According to MPs, banks underestimate the value of real estate used as loan collateral in order to pressure owners into mortgaging additional property, while the Land Registry overestimates the value so as to collect increased transfer fees.
Expert appraisers have pointed out that the situation may cause a vicious circle as banks and private evaluators use different approaches to estimate the same property, while the matter will result in benefiting lawyers and appraisers and not the state.
According to the appraisers, owners are expected to react to the new property tax in order to reduce the fee, as practice states that re-assessed values must be publicised and owners have the right to object within two months.

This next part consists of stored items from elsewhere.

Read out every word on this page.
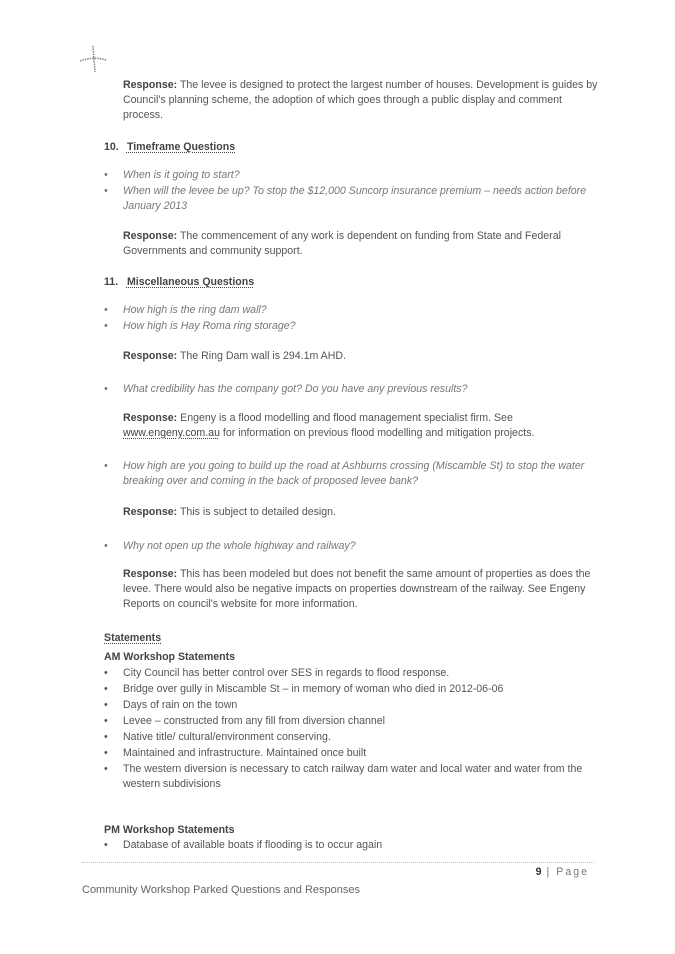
Response: The levee is designed to protect the largest number of houses. Development is guides by Council's planning scheme, the adoption of which goes through a public display and comment process.
10. Timeframe Questions
•	When is it going to start?
•	When will the levee be up? To stop the $12,000 Suncorp insurance premium – needs action before January 2013
Response: The commencement of any work is dependent on funding from State and Federal Governments and community support.
11. Miscellaneous Questions
•	How high is the ring dam wall?
•	How high is Hay Roma ring storage?
Response: The Ring Dam wall is 294.1m AHD.
•	What credibility has the company got? Do you have any previous results?
Response: Engeny is a flood modelling and flood management specialist firm. See www.engeny.com.au for information on previous flood modelling and mitigation projects.
•	How high are you going to build up the road at Ashburns crossing (Miscamble St) to stop the water breaking over and coming in the back of proposed levee bank?
Response: This is subject to detailed design.
•	Why not open up the whole highway and railway?
Response: This has been modeled but does not benefit the same amount of properties as does the levee. There would also be negative impacts on properties downstream of the railway. See Engeny Reports on council's website for more information.
Statements
AM Workshop Statements
•	City Council has better control over SES in regards to flood response.
•	Bridge over gully in Miscamble St – in memory of woman who died in 2012-06-06
•	Days of rain on the town
•	Levee – constructed from any fill from diversion channel
•	Native title/ cultural/environment conserving.
•	Maintained and infrastructure. Maintained once built
•	The western diversion is necessary to catch railway dam water and local water and water from the western subdivisions
PM Workshop Statements
•	Database of available boats if flooding is to occur again
9 | Page
Community Workshop Parked Questions and Responses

In case the objection is rejected, affected parties can resort to justice, but it is unknown whether the entire process can be completed in time for the Land Registry to re-evaluate all properties based on 2013 values by June 30, in accordance with the terms of the bailout agreement.
Appraisers have further stressed that during times of financial stability, some of their colleagues would not assess property based only on its value but also according to the amount of an applicant’s loan, resulting in fictitious values.
They also noted that in the past there had been significant discrepancies between Land Registry and private appraisals of the same property.